Si à la suite de lutte, dont les dernières en date se sont déroulées à Marseille, le gouvernement est aujourd’hui amené à prendre en compte cette dramatique question.
Il est nécessaire de rappeler : la raison d'être et la légitimité du travailleur immigré, c'est le travail, et sa présence ici n'est vécue que comme transitoire.
Son destin est le retour au pays à l'issue du cycle de travail. En ce sens la figure de l'immigré à la retraite, installé durablement ici, semble inconcevable. En réalité un véritable "paradoxe de l'immigration" est à l'œuvre. Loin de ne considérer l'immigré que comme une force de travail, le processus migratoire transforme l'ensemble de son existence. De provisoire, l'immigration se modifie progressivement en un processus d'installation durable. D'immigration de travail, les migrations deviennent des immigrations de peuplement.
Un passage à la retraite difficile
Il faut tout d'abord noter le caractère central de la question des ressources pour la population immigrée isolée dont une partie de la famille continue de résider au pays.
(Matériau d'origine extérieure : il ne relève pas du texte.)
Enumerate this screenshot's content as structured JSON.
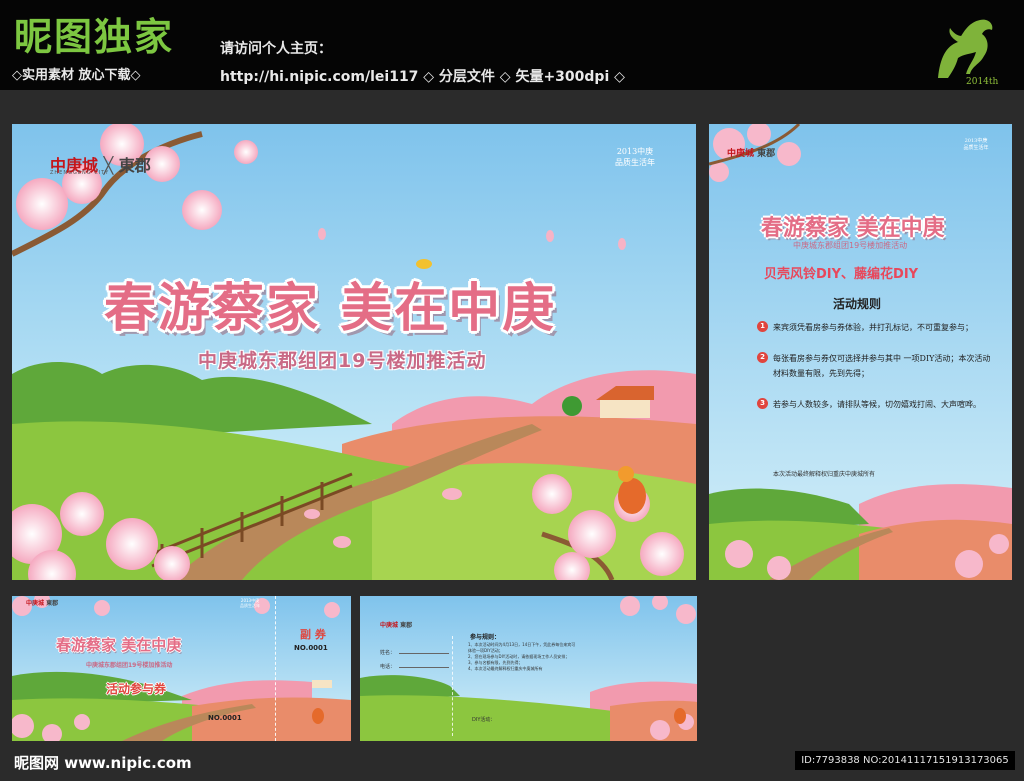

Il est nécessaire non seulement de pouvoir se nourrir, se loger ici, mais aussi d'envoyer de l'argent au pays pour faire vivre la famille qui y réside. Plus symboliquement, on peut considérer l'argent envoyé au pays comme une forme de " rançon " de l'exil. C'est d'une certaine manière la raison de l'immigration et sa justification. Cette question trouve son acuité au moment du passage à la retraite.
Une population illettrée face à la complexité administrative - La grande majorité de cette population est illettrée et elle rencontre de ce fait des difficultés administratives. Elle nécessite un suivi régulier pour savoir les droits auxquels elle peut prétendre et pour l'aider à remplir les différentes formalités administratives auxquels sont assujettis ces droits (constitution du dossier de retraite, retour d'imprimés pour la CRAM, les impôts, la CAF, dossier d'aide médicale, etc..). L'absence de retour des imprimés dans les délais impartis entraîne la suppression des droits correspondants. Un nombre important de démarches est alors nécessaire pour rétablir le versement des prestations.
Des retraites souvent très faibles - Avant l'âge de la retraite, la paupérisation des isolés est liée aux phénomènes de précarisation d'une main d’œuvre vieillissante et usée, touchée de plein fouet par le chômage, le travail intermittent, les pensions d'invalidité. Sur ce point, nous voulons attirer l'attention sur la non-reconnaissance de la qualité de travailleur en tant qu'assuré social pour les étrangers en invalidité ou au chômage.
Ceci a pour conséquence pour les personnes concernées : de ne plus percevoir les allocations familiales pour les enfants mineurs à charge demeurés dans leur pays d'origine, de ne plus percevoir de remboursement des soins pour la famille demeurée au pays.
Les retraites sont souvent très faibles en raison : des salaires de base très faibles pour le calcul des retraites ; les difficultés de justifier des trimestres nécessaires pour percevoir une retraite à taux plein (en raison du travail non déclaré, de la difficile reconstitution de carrière ; la mauvaise couverture en terme de retraite complémentaire.
L’accès problématique au minimum vieillesse a été posé avec beaucoup de violence et de discrimination en 2005 par les services fiscaux marseillais avec la rétention de la feuille de non-imposition.
Nous notons à ce sujet que la Préfecture des Hauts-de-Seine et le fisc continuent à leur fournir les attestations dont ils ont besoin, sachant qu’ils résident principalement à l’étranger. C’est dire que l’opération discriminatoire marseillaise a bien un caractère politique grave !
Donc c'est notamment pour permettre à ces personnes d'atteindre le seuil du minimum vieillesse que dans les années 85 une action juridique ayant abouti en 1991 à l'arrêt "MAZARI" de la cour de cassation qui attribue à un ressortissant algérien le bénéfice du FNS. Depuis cette date, malgré l'obstination des caisses régionale d’assurance maladie, des centaines de jugements favorables ont été obtenus accordant le bénéfice de l'allocation supplémentaire ou de l'Allocation Adulte Handicapée à des ressortissants non communautaires. Une action élargie à l'ensemble du territoire a été menée par la suite par plusieurs associations.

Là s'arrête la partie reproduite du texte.